One of the greatest ways to promote your professional service is to give presentations, workshops and conferences that inform and inspire your target audience. But the # 1 complaint I hear from people attempting to do this is about how difficult it is to fill seats. Here are a few sure-fire ideas to getting participants every time.
Do your homework. It bears repeating: know your target audience, know their needs, know the solutions you give them. Too many seminar titles and descriptions sound too general, or worse, too unoriginal to inspire anybody. Run your proposed seminar titles and descriptions past clients, colleagues and members of your target market (by doing a survey, for example) to see whether you’ve got a hit or a dud.
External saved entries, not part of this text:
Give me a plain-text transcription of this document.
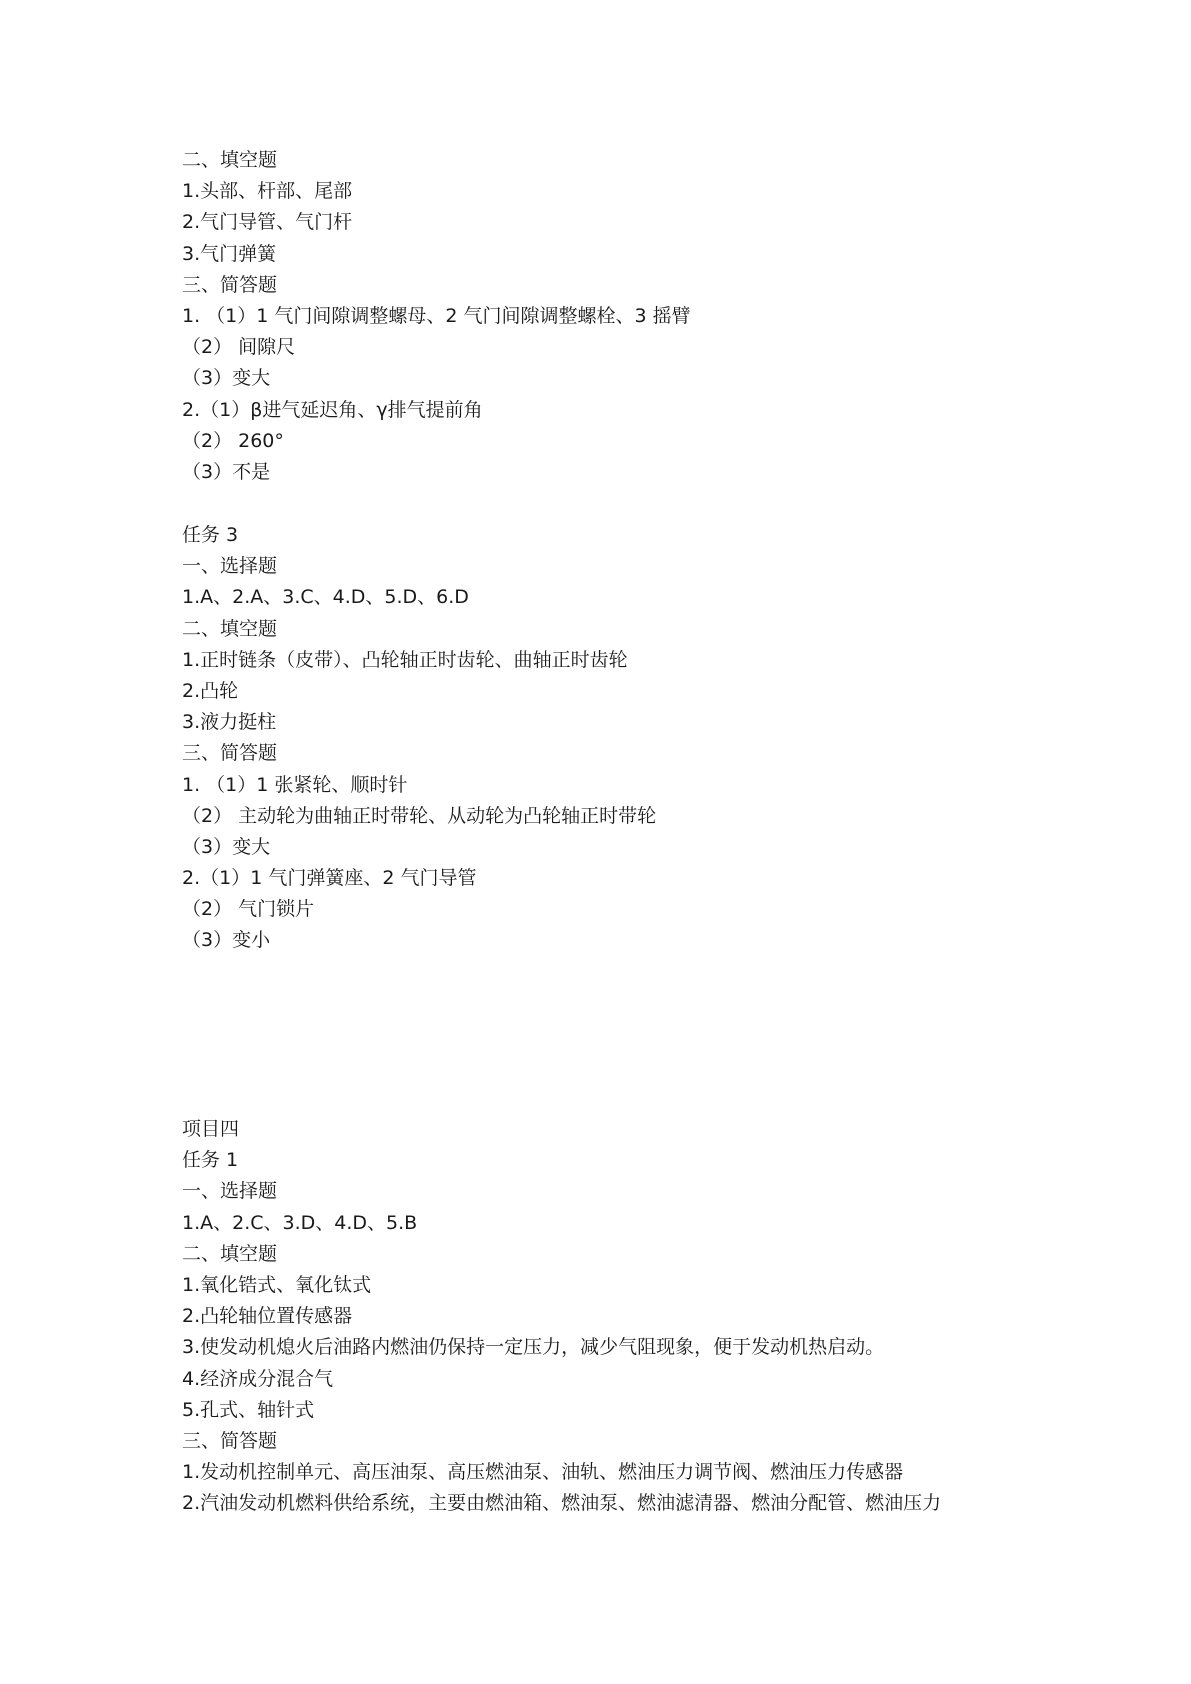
二、填空题
1.头部、杆部、尾部
2.气门导管、气门杆
3.气门弹簧
三、简答题
1. （1）1 气门间隙调整螺母、2 气门间隙调整螺栓、3 摇臂
（2） 间隙尺
（3）变大
2.（1）β进气延迟角、γ排气提前角
（2） 260°
（3）不是
任务 3
一、选择题
1.A、2.A、3.C、4.D、5.D、6.D
二、填空题
1.正时链条（皮带）、凸轮轴正时齿轮、曲轴正时齿轮
2.凸轮
3.液力挺柱
三、简答题
1. （1）1 张紧轮、顺时针
（2） 主动轮为曲轴正时带轮、从动轮为凸轮轴正时带轮
（3）变大
2.（1）1 气门弹簧座、2 气门导管
（2） 气门锁片
（3）变小
项目四
任务 1
一、选择题
1.A、2.C、3.D、4.D、5.B
二、填空题
1.氧化锆式、氧化钛式
2.凸轮轴位置传感器
3.使发动机熄火后油路内燃油仍保持一定压力，减少气阻现象，便于发动机热启动。
4.经济成分混合气
5.孔式、轴针式
三、简答题
1.发动机控制单元、高压油泵、高压燃油泵、油轨、燃油压力调节阀、燃油压力传感器
2.汽油发动机燃料供给系统，主要由燃油箱、燃油泵、燃油滤清器、燃油分配管、燃油压力
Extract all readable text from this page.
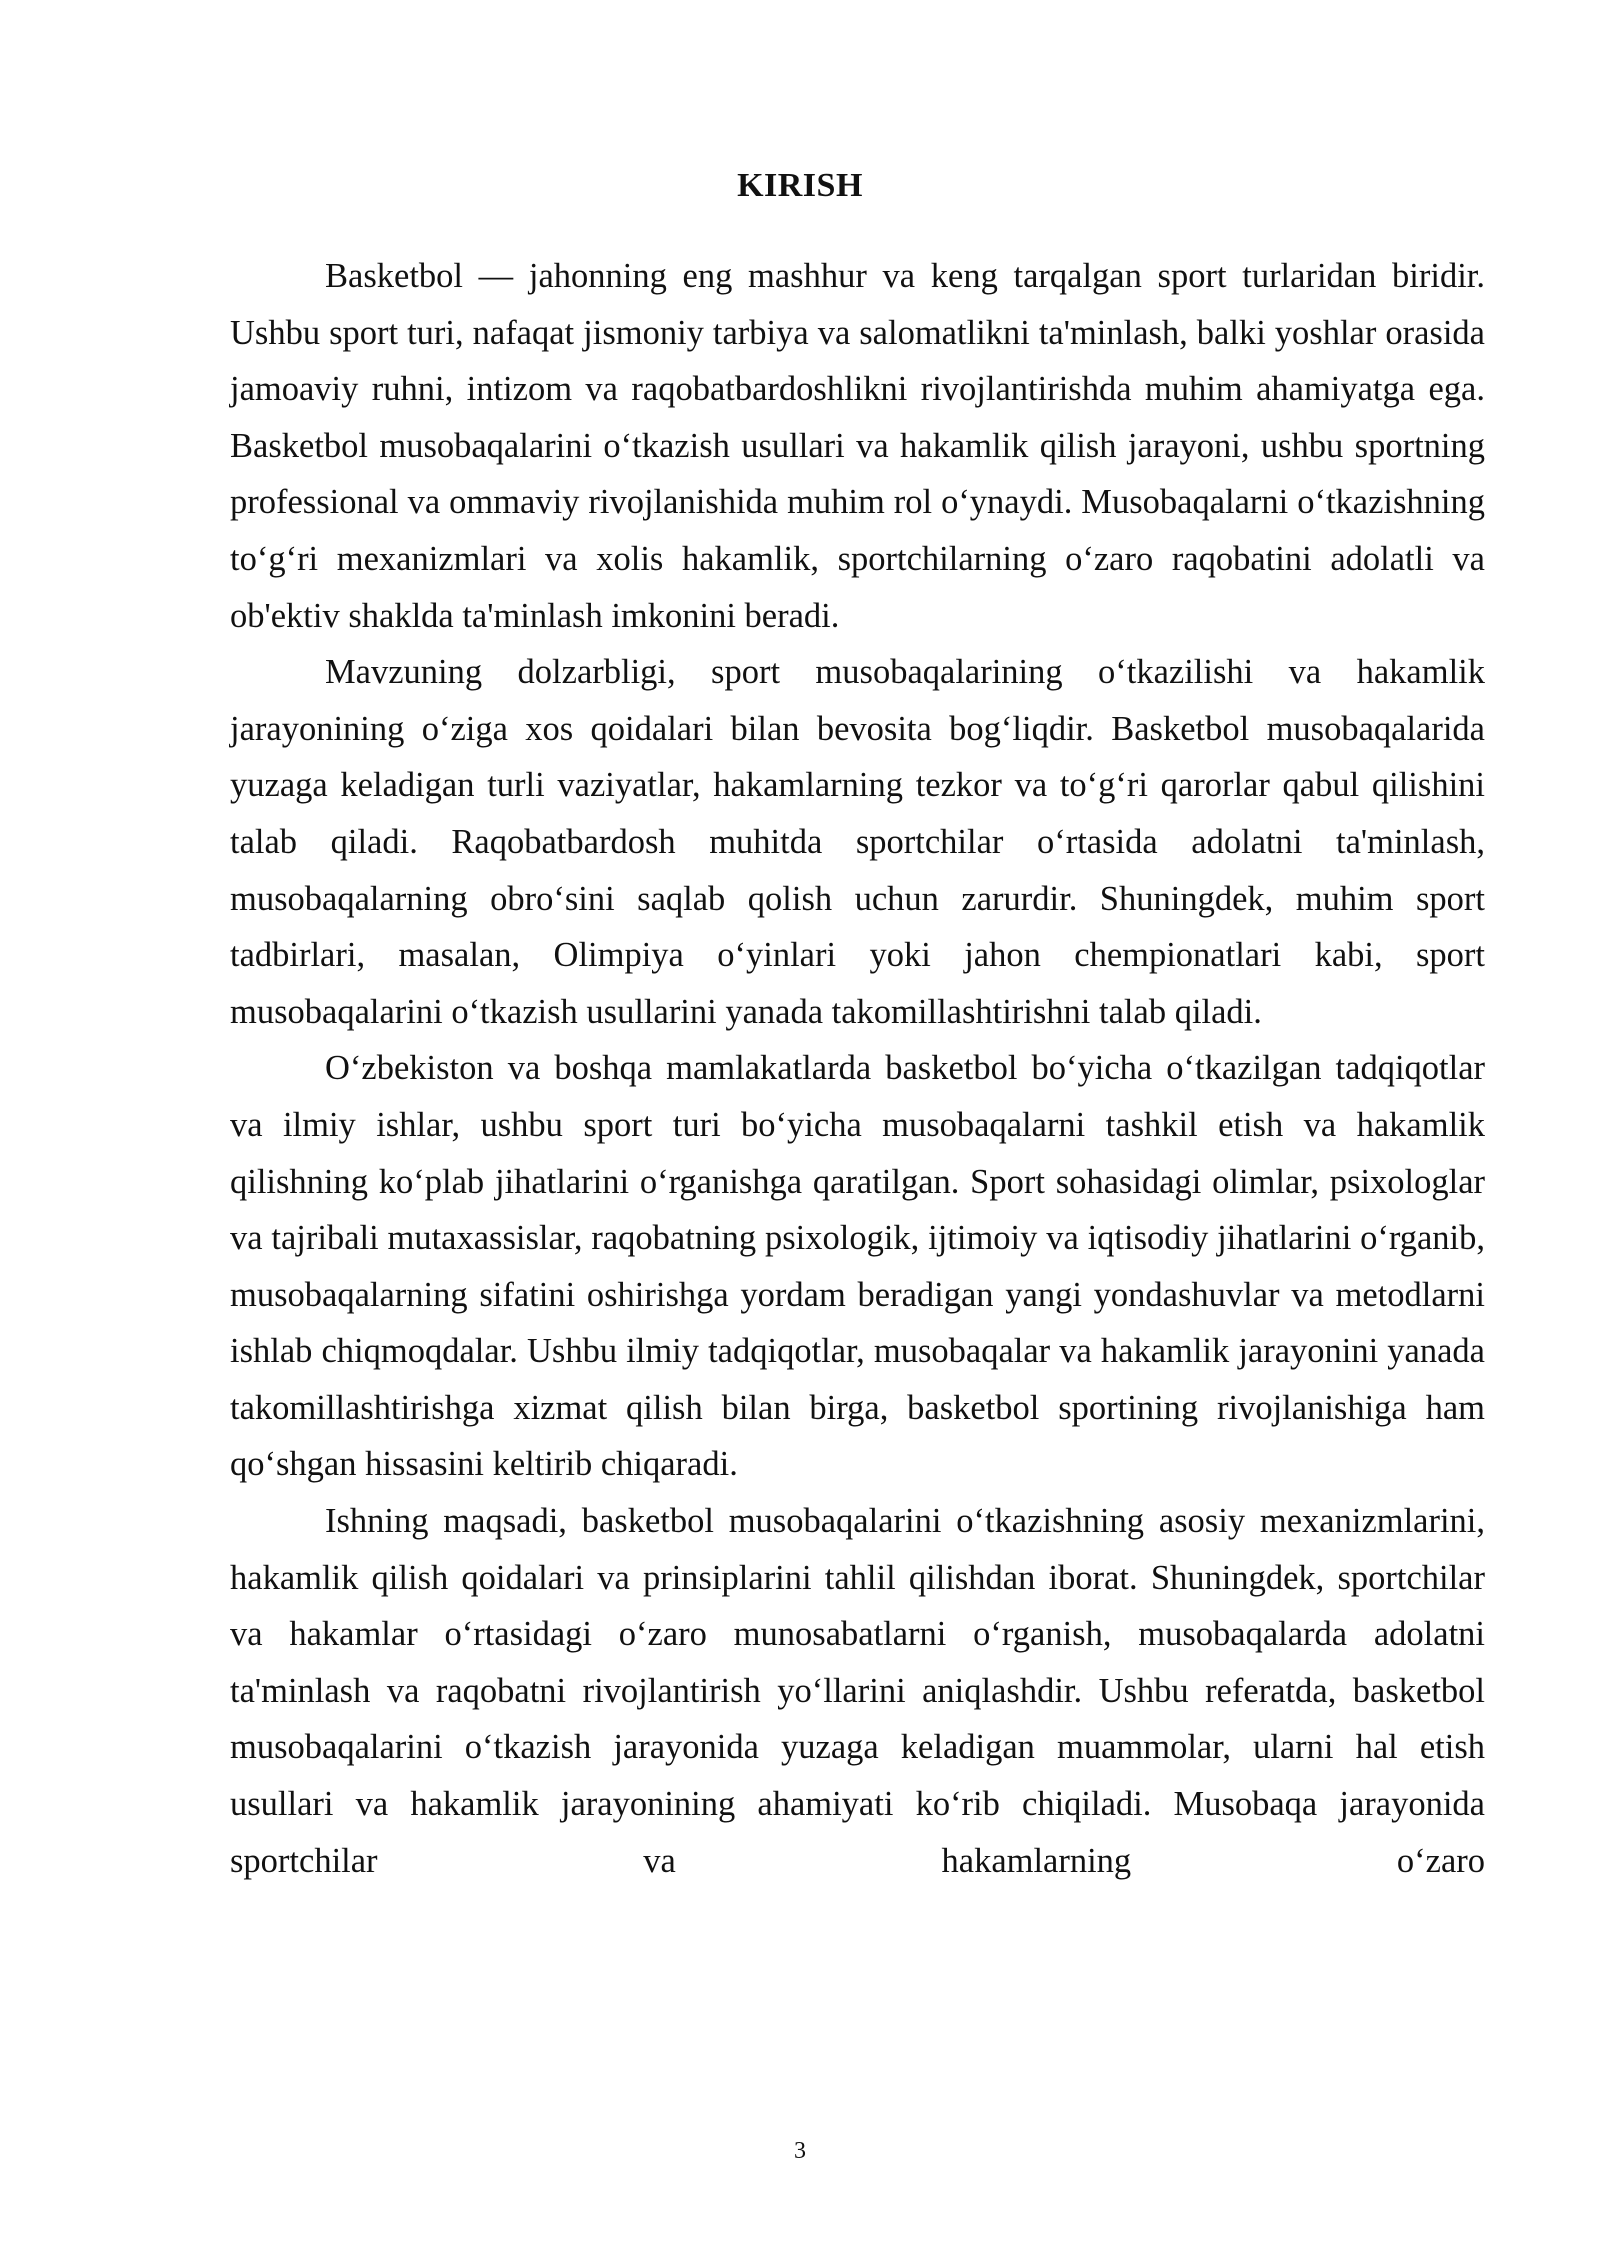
KIRISH

Basketbol — jahonning eng mashhur va keng tarqalgan sport turlaridan biridir. Ushbu sport turi, nafaqat jismoniy tarbiya va salomatlikni ta'minlash, balki yoshlar orasida jamoaviy ruhni, intizom va raqobatbardoshlikni rivojlantirishda muhim ahamiyatga ega. Basketbol musobaqalarini o‘tkazish usullari va hakamlik qilish jarayoni, ushbu sportning professional va ommaviy rivojlanishida muhim rol o‘ynaydi. Musobaqalarni o‘tkazishning to‘g‘ri mexanizmlari va xolis hakamlik, sportchilarning o‘zaro raqobatini adolatli va ob'ektiv shaklda ta'minlash imkonini beradi.

Mavzuning dolzarbligi, sport musobaqalarining o‘tkazilishi va hakamlik jarayonining o‘ziga xos qoidalari bilan bevosita bog‘liqdir. Basketbol musobaqalarida yuzaga keladigan turli vaziyatlar, hakamlarning tezkor va to‘g‘ri qarorlar qabul qilishini talab qiladi. Raqobatbardosh muhitda sportchilar o‘rtasida adolatni ta'minlash, musobaqalarning obro‘sini saqlab qolish uchun zarurdir. Shuningdek, muhim sport tadbirlari, masalan, Olimpiya o‘yinlari yoki jahon chempionatlari kabi, sport musobaqalarini o‘tkazish usullarini yanada takomillashtirishni talab qiladi.

O‘zbekiston va boshqa mamlakatlarda basketbol bo‘yicha o‘tkazilgan tadqiqotlar va ilmiy ishlar, ushbu sport turi bo‘yicha musobaqalarni tashkil etish va hakamlik qilishning ko‘plab jihatlarini o‘rganishga qaratilgan. Sport sohasidagi olimlar, psixologlar va tajribali mutaxassislar, raqobatning psixologik, ijtimoiy va iqtisodiy jihatlarini o‘rganib, musobaqalarning sifatini oshirishga yordam beradigan yangi yondashuvlar va metodlarni ishlab chiqmoqdalar. Ushbu ilmiy tadqiqotlar, musobaqalar va hakamlik jarayonini yanada takomillashtirishga xizmat qilish bilan birga, basketbol sportining rivojlanishiga ham qo‘shgan hissasini keltirib chiqaradi.

Ishning maqsadi, basketbol musobaqalarini o‘tkazishning asosiy mexanizmlarini, hakamlik qilish qoidalari va prinsiplarini tahlil qilishdan iborat. Shuningdek, sportchilar va hakamlar o‘rtasidagi o‘zaro munosabatlarni o‘rganish, musobaqalarda adolatni ta'minlash va raqobatni rivojlantirish yo‘llarini aniqlashdir. Ushbu referatda, basketbol musobaqalarini o‘tkazish jarayonida yuzaga keladigan muammolar, ularni hal etish usullari va hakamlik jarayonining ahamiyati ko‘rib chiqiladi. Musobaqa jarayonida sportchilar va hakamlarning o‘zaro

3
Partner with others. There is no overstating how critical great partners can be in promoting your event, giving door prizes and providing content and speakers for your event. The more 'weight' you’ve got behind you, the more the likelihood of success.
Check out corporate sponsorship. While this may not be an ideal technique for a first-time event producer, be sure to put seeking corporate sponsorship in your marketing plan. Learn to think creatively - corporate sponsorship doesn’t only mean IBM and FedEx. Ask your printer whether he’ll print conference hand-outs free in exchange for a full-page ad. Ask local businesses and colleagues that offer complimentary but non-competing services. You can give goodie bags with your sponsors’ promotional items (see if you can get a sponsor to pitch in with the goodie bags themselves!). A fabulous resource for learning how to do this is The Sponsorship Seeker’s Toolkit.
Start early and promote often. Too often I hear laments about an empty seminar, only to learn the promoter started promoting 6 weeks before the event. To produce a truly successful event, you must start planning at least 6 months before an event, and longer for one where you’re expecting a bigger turn-out.
Put together a kick-butt marketing plan. It won’t get done unless you’ve got a plan, with dates that go into your appointment calendar. Write it out like someone else is going to follow it (even if it’s just you for now). You make it much more likely that you’ll follow your plan if you make it clear and easy to follow.
Employ diverse marketing techniques. Don’t expect to send one or two e-mails to your newsletter subscribers and have that be the end of it. Top things to include in your marketing plan: a great sales letter (get this one professionally done, please!), all partnerships you want to pursue, Google Adwords (remember, if you’re running a smaller, regional event, you can target your Google Adwords to show up only to people in a certain geographic location), direct mail, phone blasts, e-mail campaigns, local newspaper announcement lists. Check out if your city or town has any event announcement websites, like CraigsList. Do a search to see whether your location has something comparable.